F-Secure, a security firm, has released their Mobile Threat Report for Q4 2012 and the trend is not surprising: Android has a bullseye on its back.
Accounting for a whopping 79% of 301 new malware discovered in 2012, Android is on top of the list when it comes to mobile operating system with most malware. iOS, the challenger to Android, sits at a measly 0.7% and likely wouldn’t even be on the list at all if it weren’t for cross-platform malware like FinSpy.
Does this mean Android is less secure than iOS? After all, both are very popular yet there aren’t as many malware for iOS. Right? Wrong. The reason for more Android malware than iOS malware is two-pronged:
- Firstly, Android is roughly 5x more popular than iOS globally; 75% vs 15% global marketshare is the rough breakdown. So while iOS does have a large chunk of the market, malware producers like to get the best “bang for their buck” and attacking the more popular platform is the obvious choice. Indeed, if you look at F-Secure’s report you will see Android accounted for only 11.25% of mobile malware in 2010 because it wasn’t as popular back then.
- Secondly, Android isn’t less secure per se but rather less locked down than iOS. Although there have been instances of malware apps found on Google Play Store, the biggest source of malware on Android is unofficial third-party app stores and pirated apps.
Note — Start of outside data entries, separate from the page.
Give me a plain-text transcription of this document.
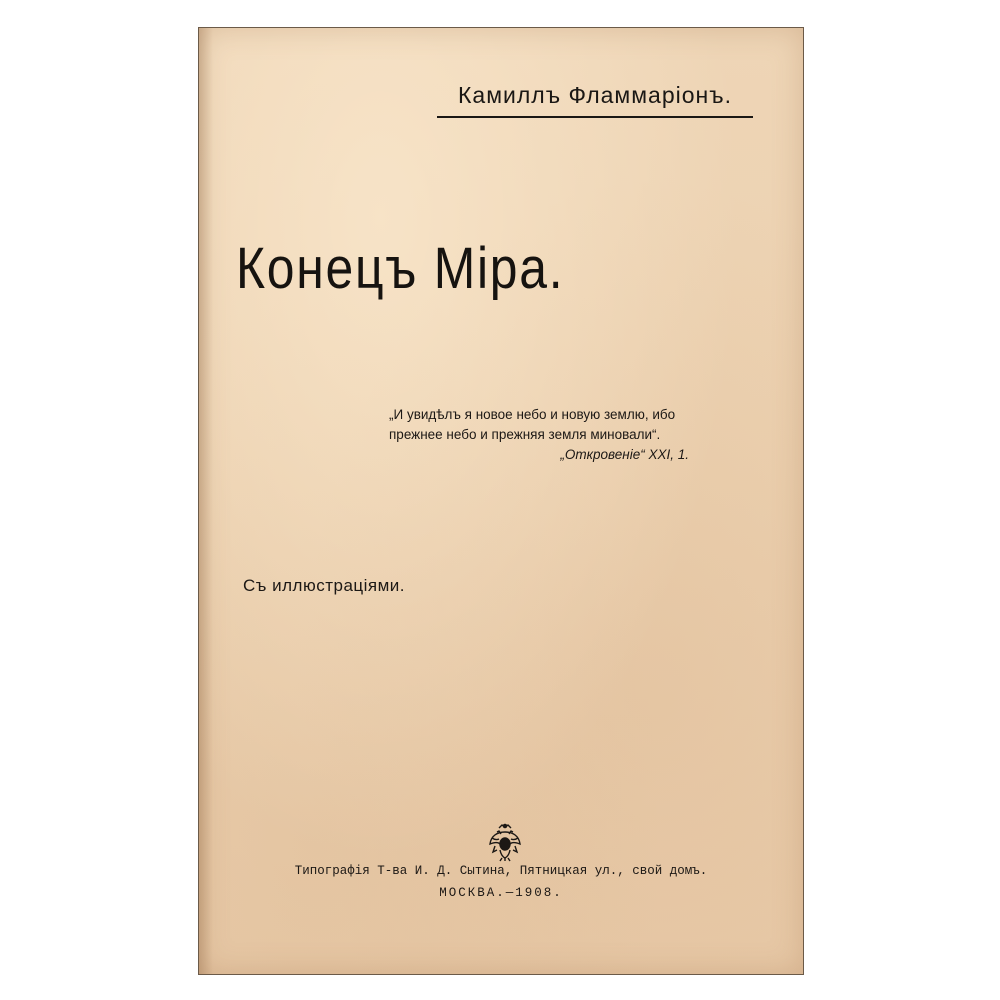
Камиллъ Фламмарiонъ.
Конецъ Мiра.
„И увидѣлъ я новое небо и новую землю, ибо
прежнее небо и прежняя земля миновали“.
„Откровенiе“ XXI, 1.
Съ иллюстрацiями.
Типографiя Т-ва И. Д. Сытина, Пятницкая ул., свой домъ.
МОСКВА.—1908.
You see whereas Apple locks down iOS and only allows people to install apps from Apple App Store (unless you jailbreak), Google does not restrict Android users to Play Store only. There is a feature in Android which you can enable (it is disabled by default, typically) that allows you to sideload (aka install) apps that aren’t from Play Store, which is why it is so easy to pirate apps on Android and there are so many unofficial third-party app stores.
Because Android has a larger user base and it is easier to install non-Play Store apps on Android than on iOS, Android is an easier target for malware distributors. And if I know anything about hackers, it is that the vast majority are lazy in the sense that if a target is too hard to breach, they simply move onto the next one. In this case, Android has a softer underbelly than iOS.
Now, some may say: “Doesn’t that make iOS better?” It depends; it depends on your needs and wants. If you like the iPhone and the iPad and don’t mind only having access to apps Apple deems appropriate (which, frankly speaking, most people don’t have an issue with), then iOS is the better platform for you. However, if you prefer having a choice in what device to get (e.g. screen size, specifications, price, etc.) and don’t want to be shackled to one official app store, then Android is the clear winner. Just be sure to only download from trusted sources.
Also, as a parting note, it is important to put “mobile malware” into perspective. 301 new malware was discovered by F-Secure in 2012. Just 301. There are thousands of new malware discovered every year targeting desktop computers, notably Windows. While 301 new malware shouldn’t be written off as insignificant, it isn’t much cause for concern either. However, if mobile malware continues to grow at the pace it has for the past couple years, then there will be cause for concern very soon.